The skin lotion's ingredients included large amounts of palm and nutmeg oil, polyunsaturated fats that can relieve certain skin diseases, and benzopyrene, an aromatic and highly carcinogenic hydrocarbon.

"Benzopyrene is one of the most dangerous substances we know," said pharmacologist Helmut Wiedenfeld.

Banned in today's cosmetics, the cancer-causing tar residue can be found in burnt substances and foods such barbecue, coffee, cigarette smoke, and coal tar.

"We have known for a long time that Hatshepsut had cancer and maybe even died from it," said Michael Höveler-Müller, the collection's curator.

"We may now know the actual cause," he said.

He added that cases of inflammatory skin diseases that tend to be genetic are known in Hatshepsut's family.

"If you imagine that the queen had a chronic skin disease and that she found short-term improvement from the salve, she may have exposed herself to a great risk over the years," said Wiedenfeld.

Undoubtedly one of the most extraordinary women in recorded history, Hatshepsut was the daughter of Pharaoh Tuthmosis I and wife of Tuthmosis II, her half-brother.

When her husband-brother died, she became regent for the boy-king Tuthmosis III, the child of Tuthmosis II and a concubine.
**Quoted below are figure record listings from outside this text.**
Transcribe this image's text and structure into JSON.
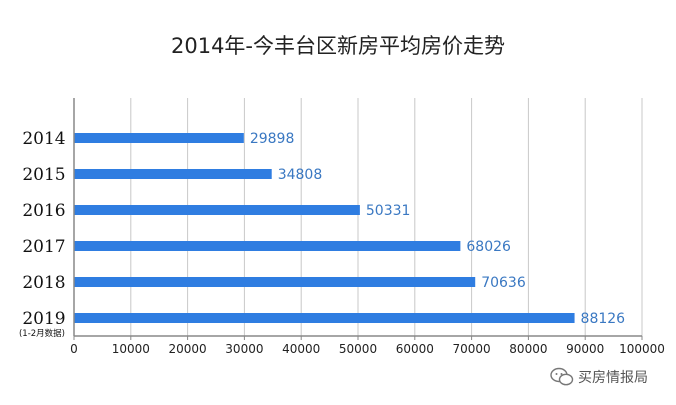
{
  "chart_data": {
    "type": "bar",
    "orientation": "horizontal",
    "title": "2014年-今丰台区新房平均房价走势",
    "categories": [
      "2014",
      "2015",
      "2016",
      "2017",
      "2018",
      "2019"
    ],
    "category_annotation": {
      "category": "2019",
      "text": "(1-2月数据)"
    },
    "values": [
      29898,
      34808,
      50331,
      68026,
      70636,
      88126
    ],
    "xlim": [
      0,
      100000
    ],
    "xticks": [
      0,
      10000,
      20000,
      30000,
      40000,
      50000,
      60000,
      70000,
      80000,
      90000,
      100000
    ],
    "xlabel": "",
    "ylabel": "",
    "grid": "vertical",
    "legend": "none",
    "data_labels": true,
    "colors": {
      "bar": "#2f7de1",
      "label": "#3a78c2",
      "grid": "#c8c8c8",
      "axis": "#888888"
    }
  },
  "watermark": {
    "text": "买房情报局",
    "icon": "wechat-icon"
  }
}
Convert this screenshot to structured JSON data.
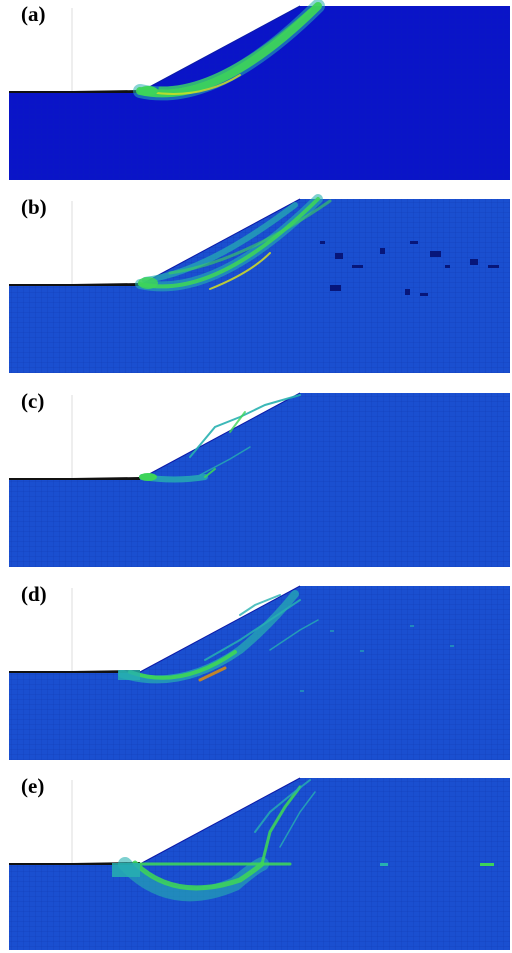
{
  "figure": {
    "panels": [
      {
        "id": "a",
        "label": "(a)",
        "shear_band_shape": "single-continuous-arc",
        "scattered_patches": false
      },
      {
        "id": "b",
        "label": "(b)",
        "shear_band_shape": "double-arc",
        "scattered_patches": true
      },
      {
        "id": "c",
        "label": "(c)",
        "shear_band_shape": "fragmented-cracks",
        "scattered_patches": false
      },
      {
        "id": "d",
        "label": "(d)",
        "shear_band_shape": "arc-with-cracks",
        "scattered_patches": true
      },
      {
        "id": "e",
        "label": "(e)",
        "shear_band_shape": "arc-with-vertical-crack",
        "scattered_patches": true
      }
    ],
    "colors": {
      "background_low": "#0a14c8",
      "background_mesh": "#1a4fd0",
      "band_high": "#3dd45a",
      "band_mid": "#27b0b0",
      "peak": "#d8e020",
      "void": "#061070"
    }
  }
}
But hieroglyphic carvings suggest that Hatshepsut did not put up with that state of affairs for long: Wearing the royal headdress and a false beard, she proclaimed herself pharaoh.

She reigned from 1473 to 1458 B.C. as the fifth pharaoh of the 18th Dynasty, whose later members included Akhenaton and Tutankhamun.

Under her rule, Egypt enjoyed a peaceful and prosperous time. Yet after her death, the female pharaoh was scorned, her images and inscriptions mutilated and her monuments demolished by the jealous successor Tuthmosis III.

Hatshepsut's mummy was long lost, and some scholars even hypothesized that Tuthmosis III destroyed it.

But in 2007, Egyptian authorities announced they identified the female pharaoh's mummy in KV60A, a mummified female body found by Howard Carter in 1903 as he entered tomb KV60.

The mummy showed an overweight woman just over 5 feet tall, bald in front but with long hair in back, who died at about 50.

It appeared that the powerful woman who challenged ancient Egypt's tradition of male supremacy, experienced poor health, at least in the last part of her life.

Obese, plagued with decayed teeth, the mummy also suffered from cancer, as a metastatic deposit in the pelvic bone revealed.

However, other experts are not convinced that Hatshepsut poisoned herself to death while trying to soothe her itchy skin.

"The finding of the substance in an oil she used is not the same as to autopsy the body and find traces of the same substance poisoning in the bone marrow," said Paula Veiga, a researcher in Egyptology.

It is not even certain that skin disease affected Hatshepsut and members of her family.

Although Hatshepsut's mummy appeared to have a rather disgusting skin disease on the face and neck, researchers were not able to establish beyond a doubt that it was a dermatosis.

Indeed, certain resins used in the mummification process could have been responsible for the eruptions found on the skins of Hatshepsut, as well as on her father Thutmose I, her half-brother and husband Thutmose II, and Amenhotep II, Thutmose I's grandson.

Other experts on the Facebook group Forensic Egyptology are skeptical about the flask. X-rays would show that the vessel is built of two parts, which "has never appeared so far in ancient Egyptian ceramics," said Veiga.

"So it could be a forgery," she added.